At some future point, the code will probably either move to mandating websocket connection, or implementing an idle timeout so that quiescent agents are deleted.



## Implementation



Uses `express-openapi` structure with in-band documented REST paths under `/api`.



On receiving a `POST`, the handler instantiates a new `Application` object, then calls `Application.create()` which calls the main event handler setup in `/lib/agent.js`. This listens on a Jambonz Websocket interface for new call, connects and dispatches messages between Jambonz and the chosen LLM agent. The dispatcher also listens for client connects on the progress event Websocket.

Once the dispatcher is setup `Application.create()` creates a matching unique application on the Jambonz instance, finds a number which has no existing application linked to it and sets up routing to the new application.



When calls arrive, the event dispatcher in `/lib/agents.js` calls the LLM for an initial greeting and then emits updates on the progress websocket as the conversation turns proceed.



## Development



See [Developer Documentation](API.md) for class structure.

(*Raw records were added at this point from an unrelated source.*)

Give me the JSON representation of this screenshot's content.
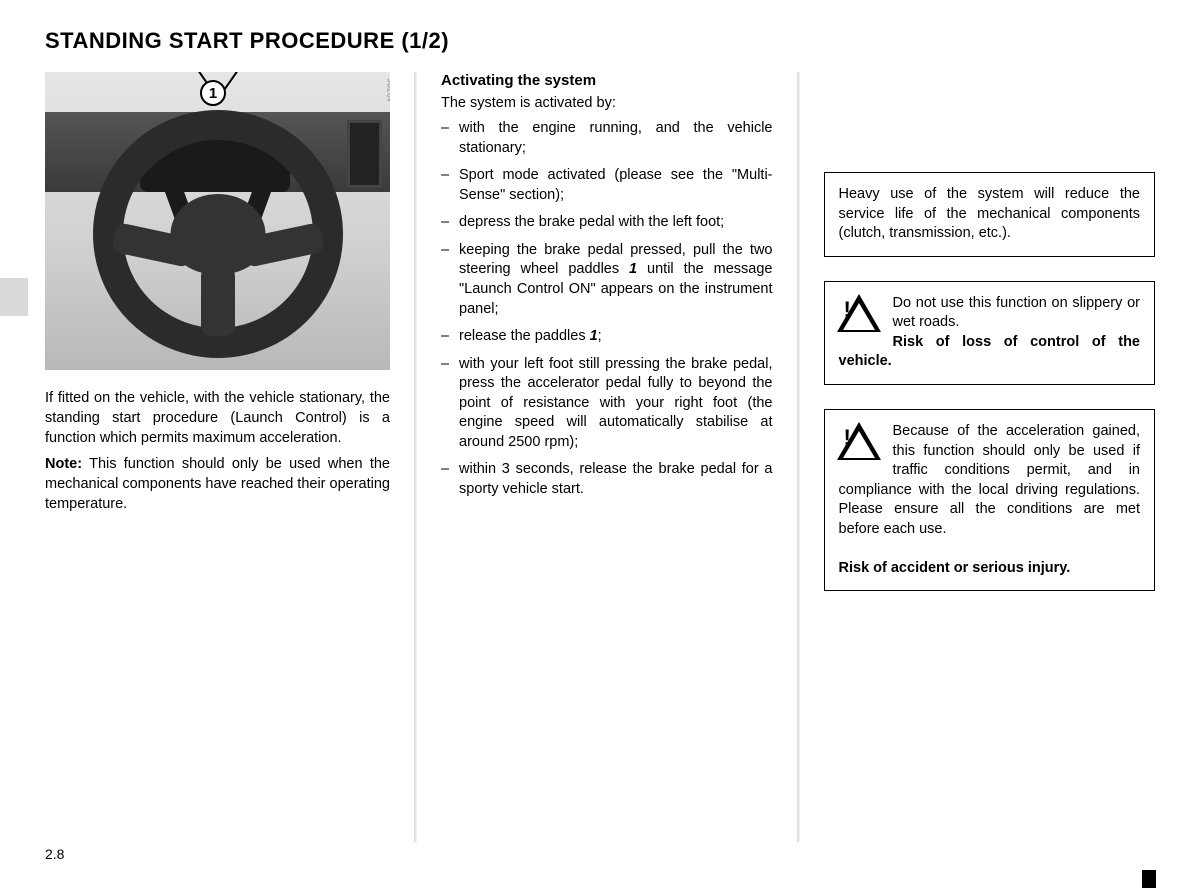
{
  "title": "STANDING START PROCEDURE (1/2)",
  "figure": {
    "code": "40786",
    "callout": "1"
  },
  "col1": {
    "p1": "If fitted on the vehicle, with the vehicle stationary, the standing start procedure (Launch Control) is a function which permits maximum acceleration.",
    "note_label": "Note:",
    "note_text": " This function should only be used when the mechanical components have reached their operating temperature."
  },
  "col2": {
    "heading": "Activating the system",
    "intro": "The system is activated by:",
    "items": [
      "with the engine running, and the vehicle stationary;",
      "Sport mode activated (please see the \"Multi-Sense\" section);",
      "depress the brake pedal with the left foot;",
      "",
      "",
      "with your left foot still pressing the brake pedal, press the accelerator pedal fully to beyond the point of resistance with your right foot (the engine speed will automatically stabilise at around 2500 rpm);",
      "within 3 seconds, release the brake pedal for a sporty vehicle start."
    ],
    "item4_a": "keeping the brake pedal pressed, pull the two steering wheel paddles ",
    "item4_ref": "1",
    "item4_b": " until the message \"Launch Control ON\" appears on the instrument panel;",
    "item5_a": "release the paddles ",
    "item5_ref": "1",
    "item5_b": ";"
  },
  "col3": {
    "box1": "Heavy use of the system will reduce the service life of the mechanical components (clutch, transmission, etc.).",
    "box2_a": "Do not use this function on slippery or wet roads.",
    "box2_b": "Risk of loss of control of the vehicle.",
    "box3_a": "Because of the acceleration gained, this function should only be used if traffic conditions permit, and in compliance with the local driving regulations. Please ensure all the conditions are met before each use.",
    "box3_b": "Risk of accident or serious injury."
  },
  "page_number": "2.8"
}
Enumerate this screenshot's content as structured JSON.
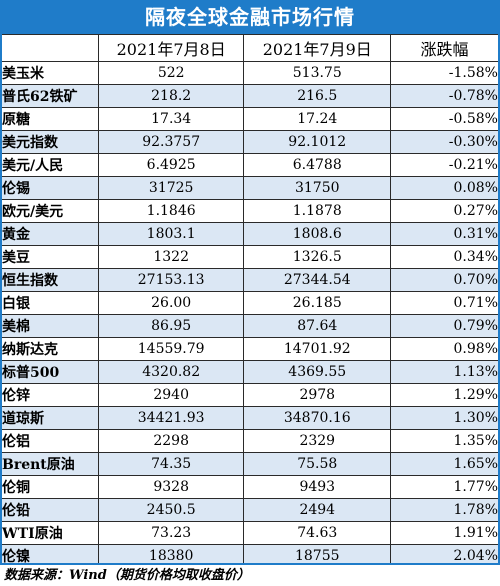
{
  "title": "隔夜全球金融市场行情",
  "headers": [
    "",
    "2021年7月8日",
    "2021年7月9日",
    "涨跌幅"
  ],
  "rows": [
    {
      "name": "美玉米",
      "d1": "522",
      "d2": "513.75",
      "chg": "-1.58%"
    },
    {
      "name": "普氏62铁矿",
      "d1": "218.2",
      "d2": "216.5",
      "chg": "-0.78%"
    },
    {
      "name": "原糖",
      "d1": "17.34",
      "d2": "17.24",
      "chg": "-0.58%"
    },
    {
      "name": "美元指数",
      "d1": "92.3757",
      "d2": "92.1012",
      "chg": "-0.30%"
    },
    {
      "name": "美元/人民",
      "d1": "6.4925",
      "d2": "6.4788",
      "chg": "-0.21%"
    },
    {
      "name": "伦锡",
      "d1": "31725",
      "d2": "31750",
      "chg": "0.08%"
    },
    {
      "name": "欧元/美元",
      "d1": "1.1846",
      "d2": "1.1878",
      "chg": "0.27%"
    },
    {
      "name": "黄金",
      "d1": "1803.1",
      "d2": "1808.6",
      "chg": "0.31%"
    },
    {
      "name": "美豆",
      "d1": "1322",
      "d2": "1326.5",
      "chg": "0.34%"
    },
    {
      "name": "恒生指数",
      "d1": "27153.13",
      "d2": "27344.54",
      "chg": "0.70%"
    },
    {
      "name": "白银",
      "d1": "26.00",
      "d2": "26.185",
      "chg": "0.71%"
    },
    {
      "name": "美棉",
      "d1": "86.95",
      "d2": "87.64",
      "chg": "0.79%"
    },
    {
      "name": "纳斯达克",
      "d1": "14559.79",
      "d2": "14701.92",
      "chg": "0.98%"
    },
    {
      "name": "标普500",
      "d1": "4320.82",
      "d2": "4369.55",
      "chg": "1.13%"
    },
    {
      "name": "伦锌",
      "d1": "2940",
      "d2": "2978",
      "chg": "1.29%"
    },
    {
      "name": "道琼斯",
      "d1": "34421.93",
      "d2": "34870.16",
      "chg": "1.30%"
    },
    {
      "name": "伦铝",
      "d1": "2298",
      "d2": "2329",
      "chg": "1.35%"
    },
    {
      "name": "Brent原油",
      "d1": "74.35",
      "d2": "75.58",
      "chg": "1.65%"
    },
    {
      "name": "伦铜",
      "d1": "9328",
      "d2": "9493",
      "chg": "1.77%"
    },
    {
      "name": "伦铅",
      "d1": "2450.5",
      "d2": "2494",
      "chg": "1.78%"
    },
    {
      "name": "WTI原油",
      "d1": "73.23",
      "d2": "74.63",
      "chg": "1.91%"
    },
    {
      "name": "伦镍",
      "d1": "18380",
      "d2": "18755",
      "chg": "2.04%"
    }
  ],
  "footer": "数据来源：Wind（期货价格均取收盘价）",
  "colors": {
    "accent": "#1f7cc9",
    "stripe": "#dbe7f4"
  }
}
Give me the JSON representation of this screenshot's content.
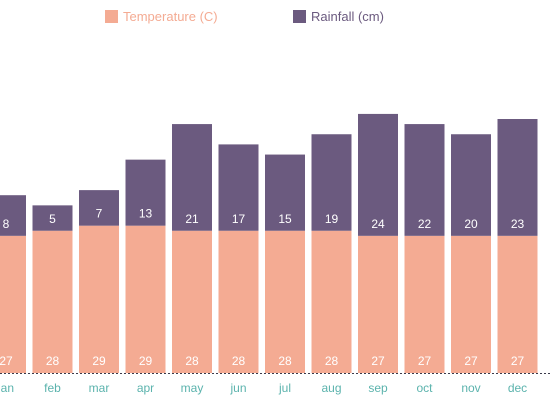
{
  "chart_data": {
    "type": "bar",
    "stacked": true,
    "categories": [
      "jan",
      "feb",
      "mar",
      "apr",
      "may",
      "jun",
      "jul",
      "aug",
      "sep",
      "oct",
      "nov",
      "dec"
    ],
    "series": [
      {
        "name": "Temperature (C)",
        "values": [
          27,
          28,
          29,
          29,
          28,
          28,
          28,
          28,
          27,
          27,
          27,
          27
        ],
        "color": "#f4ab93",
        "legend_text_color": "#f4ab93"
      },
      {
        "name": "Rainfall (cm)",
        "values": [
          8,
          5,
          7,
          13,
          21,
          17,
          15,
          19,
          24,
          22,
          20,
          23
        ],
        "color": "#6b5a7f",
        "legend_text_color": "#6b5a7f"
      }
    ],
    "title": "",
    "xlabel": "",
    "ylabel": "",
    "ylim": [
      0,
      52
    ],
    "grid": false,
    "legend": "top",
    "data_labels": true,
    "tick_label_color": "#5bb3ad",
    "baseline_color": "#3a3a4a"
  }
}
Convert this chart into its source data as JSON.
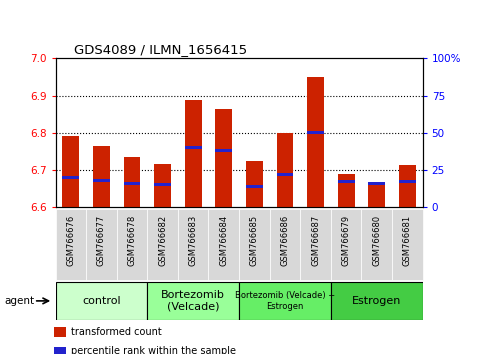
{
  "title": "GDS4089 / ILMN_1656415",
  "samples": [
    "GSM766676",
    "GSM766677",
    "GSM766678",
    "GSM766682",
    "GSM766683",
    "GSM766684",
    "GSM766685",
    "GSM766686",
    "GSM766687",
    "GSM766679",
    "GSM766680",
    "GSM766681"
  ],
  "bar_tops": [
    6.79,
    6.765,
    6.735,
    6.715,
    6.887,
    6.865,
    6.724,
    6.8,
    6.95,
    6.69,
    6.665,
    6.712
  ],
  "percentile_values": [
    20,
    18,
    16,
    15,
    40,
    38,
    14,
    22,
    50,
    17,
    16,
    17
  ],
  "bar_color": "#cc2200",
  "percentile_color": "#2222cc",
  "baseline": 6.6,
  "ylim_left": [
    6.6,
    7.0
  ],
  "ylim_right": [
    0,
    100
  ],
  "yticks_left": [
    6.6,
    6.7,
    6.8,
    6.9,
    7.0
  ],
  "yticks_right": [
    0,
    25,
    50,
    75,
    100
  ],
  "ytick_labels_right": [
    "0",
    "25",
    "50",
    "75",
    "100%"
  ],
  "gridlines": [
    6.7,
    6.8,
    6.9
  ],
  "groups": [
    {
      "label": "control",
      "start": 0,
      "end": 3,
      "color": "#ccffcc",
      "fontsize": 8
    },
    {
      "label": "Bortezomib\n(Velcade)",
      "start": 3,
      "end": 6,
      "color": "#99ff99",
      "fontsize": 8
    },
    {
      "label": "Bortezomib (Velcade) +\nEstrogen",
      "start": 6,
      "end": 9,
      "color": "#66ee66",
      "fontsize": 6
    },
    {
      "label": "Estrogen",
      "start": 9,
      "end": 12,
      "color": "#44cc44",
      "fontsize": 8
    }
  ],
  "legend_items": [
    {
      "label": "transformed count",
      "color": "#cc2200"
    },
    {
      "label": "percentile rank within the sample",
      "color": "#2222cc"
    }
  ],
  "bar_width": 0.55
}
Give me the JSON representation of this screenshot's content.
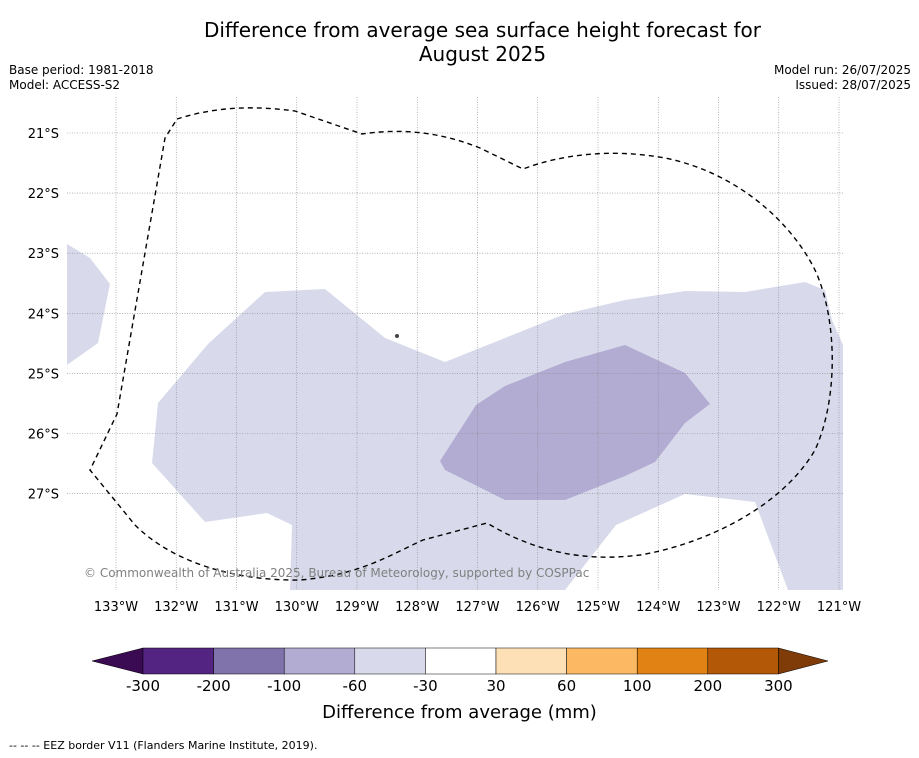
{
  "title_line1": "Difference from average sea surface height forecast for",
  "title_line2": "August 2025",
  "meta_left": {
    "base_period": "Base period: 1981-2018",
    "model": "Model: ACCESS-S2"
  },
  "meta_right": {
    "model_run": "Model run: 26/07/2025",
    "issued": "Issued: 28/07/2025"
  },
  "copyright": "© Commonwealth of Australia 2025, Bureau of Meteorology, supported by COSPPac",
  "lat_labels": [
    "21°S",
    "22°S",
    "23°S",
    "24°S",
    "25°S",
    "26°S",
    "27°S"
  ],
  "lon_labels": [
    "133°W",
    "132°W",
    "131°W",
    "130°W",
    "129°W",
    "128°W",
    "127°W",
    "126°W",
    "125°W",
    "124°W",
    "123°W",
    "122°W",
    "121°W"
  ],
  "colorbar": {
    "title": "Difference from average (mm)",
    "tick_labels": [
      "-300",
      "-200",
      "-100",
      "-60",
      "-30",
      "30",
      "60",
      "100",
      "200",
      "300"
    ],
    "colors": [
      "#3a0a52",
      "#542483",
      "#8073ac",
      "#b2abd2",
      "#d8daeb",
      "#ffffff",
      "#fee0b6",
      "#fdb863",
      "#e08214",
      "#b35806",
      "#7f3b08"
    ]
  },
  "footnote": "-- -- -- EEZ border V11 (Flanders Marine Institute, 2019)."
}
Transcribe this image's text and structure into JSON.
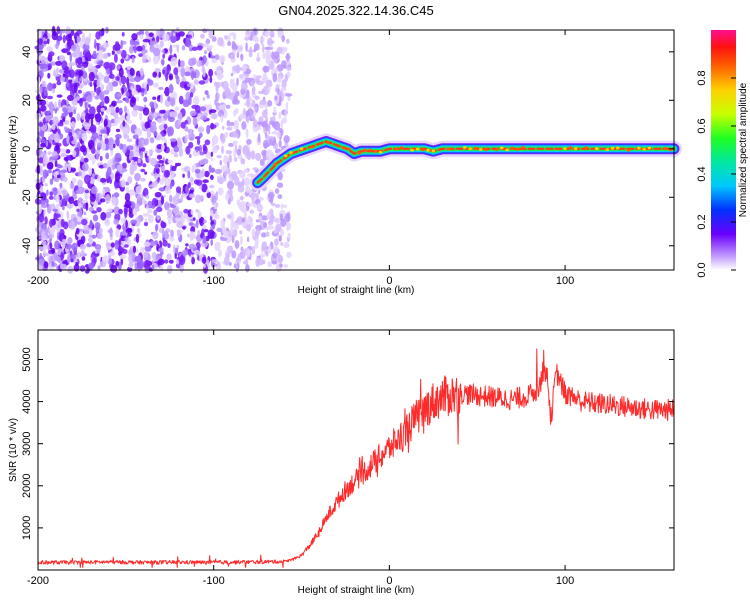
{
  "title": "GN04.2025.322.14.36.C45",
  "colors": {
    "signal_line": "#ff2a2a",
    "noise_speckle": "#6a00ff",
    "axis": "#000000",
    "background": "#ffffff"
  },
  "chart_data": [
    {
      "type": "heatmap",
      "name": "spectrogram",
      "title": "",
      "xlabel": "Height of straight line (km)",
      "ylabel": "Frequency (Hz)",
      "xlim": [
        -200,
        162
      ],
      "ylim": [
        -50,
        49
      ],
      "xticks": [
        -200,
        -100,
        0,
        100
      ],
      "yticks": [
        -40,
        -20,
        0,
        20,
        40
      ],
      "noise_region_x": [
        -200,
        -57
      ],
      "signal_track": {
        "x": [
          -75,
          -72,
          -68,
          -64,
          -60,
          -56,
          -52,
          -48,
          -44,
          -40,
          -36,
          -32,
          -28,
          -24,
          -20,
          -16,
          -10,
          -5,
          0,
          5,
          10,
          15,
          20,
          25,
          30,
          40,
          50,
          60,
          70,
          80,
          90,
          100,
          110,
          120,
          130,
          140,
          150,
          162
        ],
        "y": [
          -14,
          -12,
          -9,
          -6,
          -4,
          -2,
          -1,
          0,
          1,
          2,
          3,
          2,
          1,
          0,
          -2,
          -1,
          -1,
          -1,
          0,
          0,
          0,
          0,
          0,
          -1,
          0,
          0,
          0,
          0,
          0,
          0,
          0,
          0,
          0,
          0,
          0,
          0,
          0,
          0
        ]
      },
      "colorbar": {
        "label": "Normalized spectral amplitude",
        "range": [
          0.0,
          1.0
        ],
        "ticks": [
          0.0,
          0.2,
          0.4,
          0.6,
          0.8
        ]
      }
    },
    {
      "type": "line",
      "name": "snr",
      "title": "",
      "xlabel": "Height of straight line (km)",
      "ylabel": "SNR (10 * v/v)",
      "xlim": [
        -200,
        162
      ],
      "ylim": [
        0,
        5700
      ],
      "xticks": [
        -200,
        -100,
        0,
        100
      ],
      "yticks": [
        1000,
        2000,
        3000,
        4000,
        5000
      ],
      "series": [
        {
          "name": "SNR",
          "x": [
            -200,
            -180,
            -160,
            -140,
            -120,
            -100,
            -80,
            -60,
            -55,
            -50,
            -45,
            -40,
            -35,
            -30,
            -25,
            -20,
            -15,
            -10,
            -5,
            0,
            5,
            10,
            15,
            20,
            25,
            30,
            35,
            40,
            50,
            60,
            70,
            80,
            85,
            88,
            90,
            92,
            95,
            100,
            110,
            120,
            130,
            140,
            150,
            162
          ],
          "y": [
            180,
            180,
            190,
            180,
            185,
            180,
            190,
            200,
            250,
            350,
            600,
            900,
            1300,
            1600,
            1900,
            2100,
            2300,
            2500,
            2700,
            2900,
            3100,
            3350,
            3600,
            3800,
            4000,
            4100,
            4150,
            4200,
            4150,
            4100,
            4050,
            4150,
            4300,
            4800,
            4500,
            3600,
            4700,
            4200,
            4000,
            3950,
            3900,
            3850,
            3800,
            3800
          ]
        }
      ]
    }
  ]
}
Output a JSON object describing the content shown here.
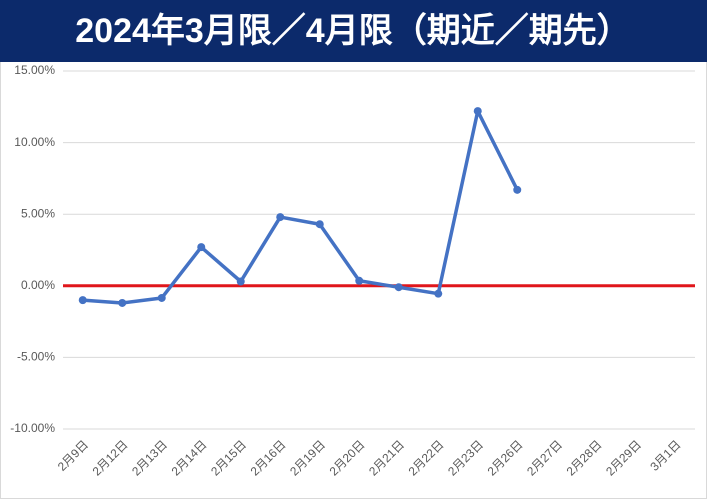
{
  "chart_data": {
    "type": "line",
    "title": "2024年3月限／4月限（期近／期先）",
    "categories": [
      "2月9日",
      "2月12日",
      "2月13日",
      "2月14日",
      "2月15日",
      "2月16日",
      "2月19日",
      "2月20日",
      "2月21日",
      "2月22日",
      "2月23日",
      "2月26日",
      "2月27日",
      "2月28日",
      "2月29日",
      "3月1日"
    ],
    "series": [
      {
        "color": "#4472c4",
        "values": [
          -1.0,
          -1.2,
          -0.85,
          2.7,
          0.3,
          4.8,
          4.3,
          0.35,
          -0.1,
          -0.55,
          12.2,
          6.7,
          null,
          null,
          null,
          null
        ]
      }
    ],
    "ylim": [
      -10,
      15
    ],
    "yticks": [
      {
        "value": -10,
        "label": "-10.00%"
      },
      {
        "value": -5,
        "label": "-5.00%"
      },
      {
        "value": 0,
        "label": "0.00%"
      },
      {
        "value": 5,
        "label": "5.00%"
      },
      {
        "value": 10,
        "label": "10.00%"
      },
      {
        "value": 15,
        "label": "15.00%"
      }
    ],
    "grid": true,
    "zero_line_color": "#e0161b"
  }
}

The rough backlog for development work on this project now involves implementation in the following areas (in no particular order):



  *  Further work to reduce the latency and flexibility of STT and TTS to do better audio response slicing to solve the rapid interruption and end of response detection problems.



  *  Incorporation of multi-modal inputs (audio direct to model) as these become available in vendor APIs: for example the audio chat feature announced but not shipped yet in GPT-4o as a more efficient pipeline than the existing STT/TTS.



  *  A "bot API" text injection endpoint to improve bot to bot interactions, allow BYOSTT for clients, and allow use of core logic by text based UIs.



If you want to work on one of these areas let me know, happy to accept contributions.